Все проходит
Вот я мальчик в матросском костюмчике, с хитроватой улыбкой и любознательным взглядом. Кто знает, какие мысли гложут детский ум? Чаще всего – это боязнь потерять близких. Мне с детства казалось несущественным материальное благополучие, а наибольшая ценность – мои родные люди. Наверно, это плохо для укрепления семейного очага, в наше время – становления капитализма.
В раннем детстве я боялся потерять своих дедушку и бабушку, наверно понимал, что, что люди в возрасте уходят первыми. Так и боялся почти тридцать лет. Может быть, своими мыслями я их поддерживал и подпитывал. В свою очередь, они подпитывали меня своей неугасаемой жизненной энергией.
Еще подростком я полюбил деревню и ее простую жизнь. До почти физической душевной боли при неизбежном расставании. Приезжая ранним летом на каникулы, я мог различить каждый запах, определить, откуда он идет. Самыми любимыми ароматами были запах дикой редьки и крапивы.
Только вступив на перрон вокзала, можно было задохнуться ими, напиться. Иногда слезы умиления увлажняли глаза, а грудь разрывалась от переполняющих чувств. Осенью, когда травы скошены, а хлеб убран, наступала пора прощания. Как-то не по-детски, прощаясь ненадолго, но, может быть, навсегда (все случается в жизни), я старался запечатлеть в памяти каждый поворот дороги, каждое дерево, каждый проносящийся мимо окна автобуса дом.
Иногда думаю, что перенесись я ночью на любое место в наших окрестностях, без труда нашел бы дорогу домой.
Пришла пора юности, а с ней и первая влюбленность. И опять все обострено, словно бритвой по сердцу при расставании. Влюбляюсь в деревенских девушек, гуляю, провожаю. Тут и соловьиные ночи при луне, и нежные прикосновения, и опьяняющая близость. Как тяжко было иногда расставаться с полюбившимся человеком, сознавая, что не дал никаких обещаний, никакого повода для надежд на семейную жизнь.

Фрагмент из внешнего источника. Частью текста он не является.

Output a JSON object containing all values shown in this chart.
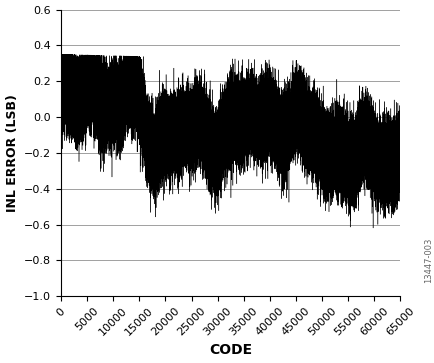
{
  "title": "",
  "xlabel": "CODE",
  "ylabel": "INL ERROR (LSB)",
  "xlim": [
    0,
    65000
  ],
  "ylim": [
    -1.0,
    0.6
  ],
  "yticks": [
    -1.0,
    -0.8,
    -0.6,
    -0.4,
    -0.2,
    0,
    0.2,
    0.4,
    0.6
  ],
  "xticks": [
    0,
    5000,
    10000,
    15000,
    20000,
    25000,
    30000,
    35000,
    40000,
    45000,
    50000,
    55000,
    60000,
    65000
  ],
  "grid_color": "#a0a0a0",
  "line_color": "#000000",
  "background_color": "#ffffff",
  "watermark": "13447-003",
  "seed": 42,
  "n_points": 65536,
  "xlabel_fontsize": 10,
  "ylabel_fontsize": 9,
  "tick_fontsize": 8,
  "watermark_fontsize": 6
}
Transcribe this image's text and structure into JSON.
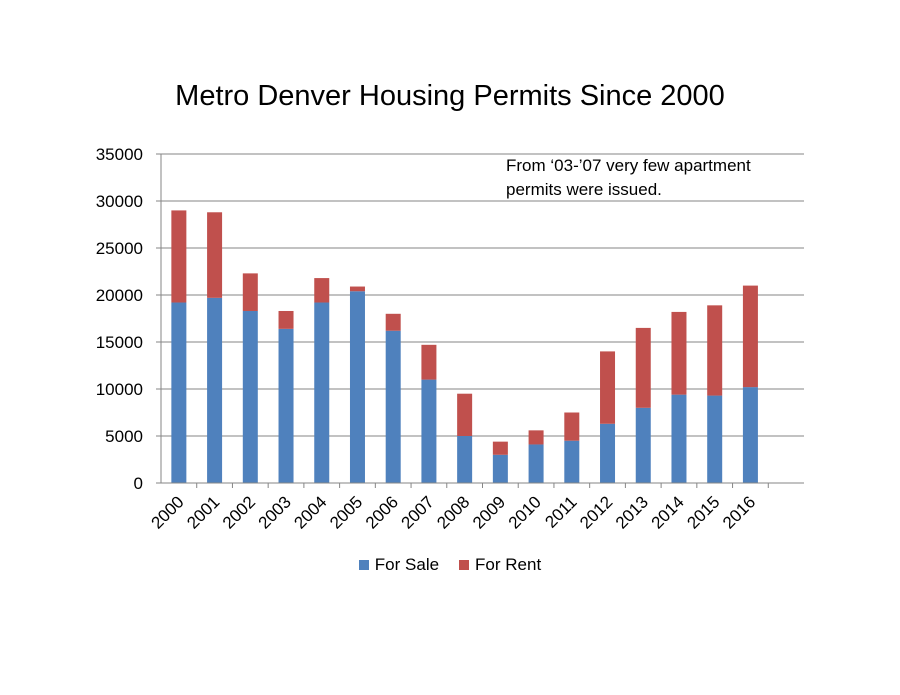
{
  "chart_data": {
    "type": "bar",
    "stacked": true,
    "title": "Metro Denver Housing Permits Since 2000",
    "annotation": "From ‘03-’07 very few apartment permits were issued.",
    "categories": [
      "2000",
      "2001",
      "2002",
      "2003",
      "2004",
      "2005",
      "2006",
      "2007",
      "2008",
      "2009",
      "2010",
      "2011",
      "2012",
      "2013",
      "2014",
      "2015",
      "2016"
    ],
    "series": [
      {
        "name": "For Sale",
        "color": "#4F81BD",
        "values": [
          19200,
          19700,
          18300,
          16400,
          19200,
          20400,
          16200,
          11000,
          5000,
          3000,
          4100,
          4500,
          6300,
          8000,
          9400,
          9300,
          10200
        ]
      },
      {
        "name": "For Rent",
        "color": "#C0504D",
        "values": [
          9800,
          9100,
          4000,
          1900,
          2600,
          500,
          1800,
          3700,
          4500,
          1400,
          1500,
          3000,
          7700,
          8500,
          8800,
          9600,
          10800
        ]
      }
    ],
    "ylim": [
      0,
      35000
    ],
    "yticks": [
      "0",
      "5000",
      "10000",
      "15000",
      "20000",
      "25000",
      "30000",
      "35000"
    ],
    "grid": true,
    "legend_position": "bottom"
  }
}
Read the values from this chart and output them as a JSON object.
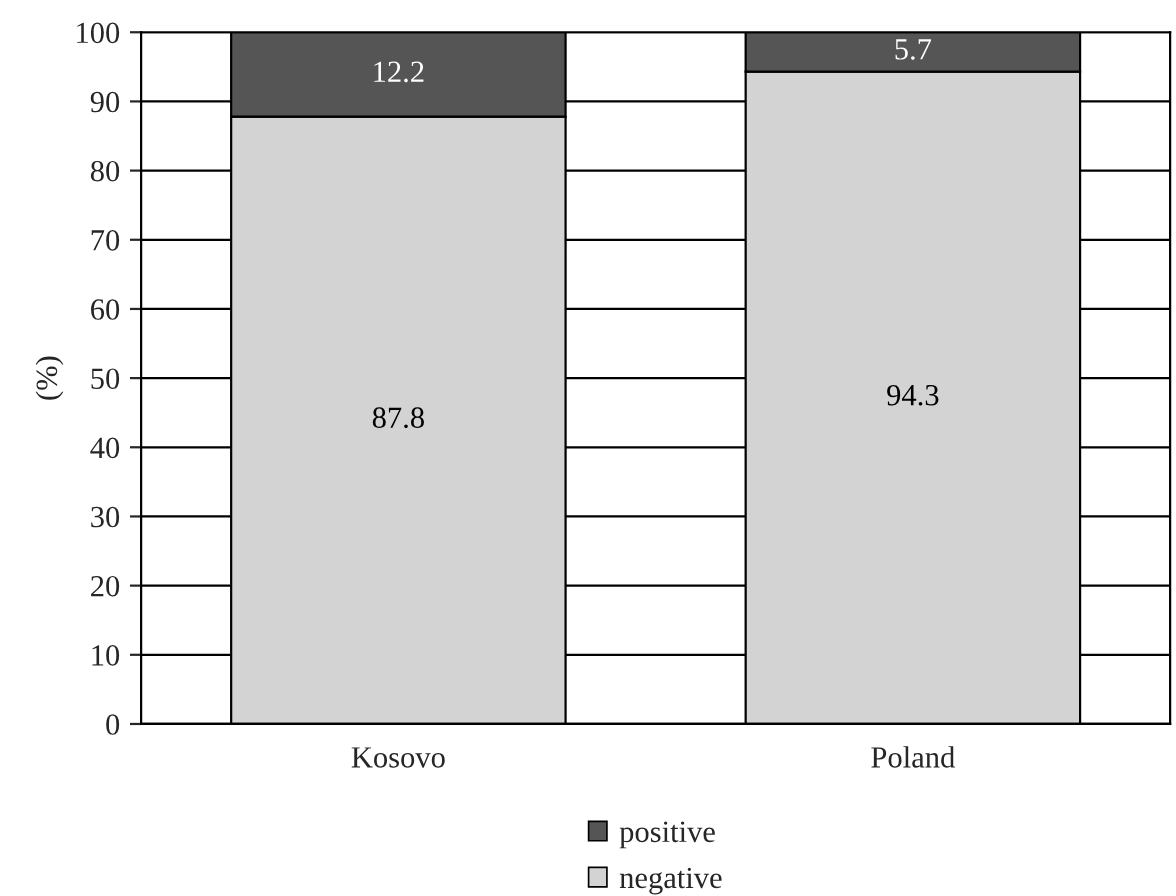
{
  "chart_data": {
    "type": "bar",
    "stacked": true,
    "categories": [
      "Kosovo",
      "Poland"
    ],
    "series": [
      {
        "name": "negative",
        "color": "#d3d3d3",
        "values": [
          87.8,
          94.3
        ]
      },
      {
        "name": "positive",
        "color": "#555555",
        "values": [
          12.2,
          5.7
        ]
      }
    ],
    "ylabel": "(%)",
    "ylim": [
      0,
      100
    ],
    "yticks": [
      0,
      10,
      20,
      30,
      40,
      50,
      60,
      70,
      80,
      90,
      100
    ],
    "grid": "y",
    "legend": "bottom",
    "data_labels": true
  }
}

Одна пора сменяет другую, как листки календаря, как цвет листьев на деревьях. Чувство к жене – нечто особенное. Это смесь нежности и ревнивой настороженности: вдруг выкинет какое-нибудь коленце. Для нее быстро прошла чувственная пора семейной жизни, большую часть жизни заняла работа. А я, не остыв еще, ждал, когда же она вернется с работы. Иногда длительное ожидание порождало невероятную ревность. Не ту ревность, что к конкретному человеку, а нестерпимую обиду, что ценят тебя гораздо меньше, чем завистливых «подруг» и делающих угловатые комплименты коллег-мужчин.
Однако по истечении 20 лет стал замечать, что и это чувство постепенно притупилось, стало угасать. Сейчас оно угасло настолько, что сам себе удивляюсь.
Меняются характеры у людей, меняются приоритеты, жизненные ценности. Наши родственники, те, кто говорил о своей любви к малой родине, наверно не нашли бы дорогу к могилам дедушки и бабушки – наших родоначальников. Я стараюсь не говорить о том, что творится в душе, когда выдается возможность посетить родные места, закоулки, ставшие знаковыми.
Начинаю понимать, что рву душу напрасно, что этот выплеск эмоциональной энергии не всколыхнет зеркальную гладь чьего-нибудь душевного спокойствия. Надо учиться жить по-новому: спокойно, трезво. Стараюсь не приходить туда, где пережиты самые счастливые моменты редкого семейного единения, обхожу стороной места моего детского счастья, радости свободы.
Так что же со мной происходит? Ведь было оно счастье. Видимо в этом и есть ответ на вопрос – было.
Сейчас я фактически один. Учусь думать и жить позитивно. Может быть, со стороны я похож на блаженненького, который ходит по земле и ищет то место, где осталось время, когда он был счастливым.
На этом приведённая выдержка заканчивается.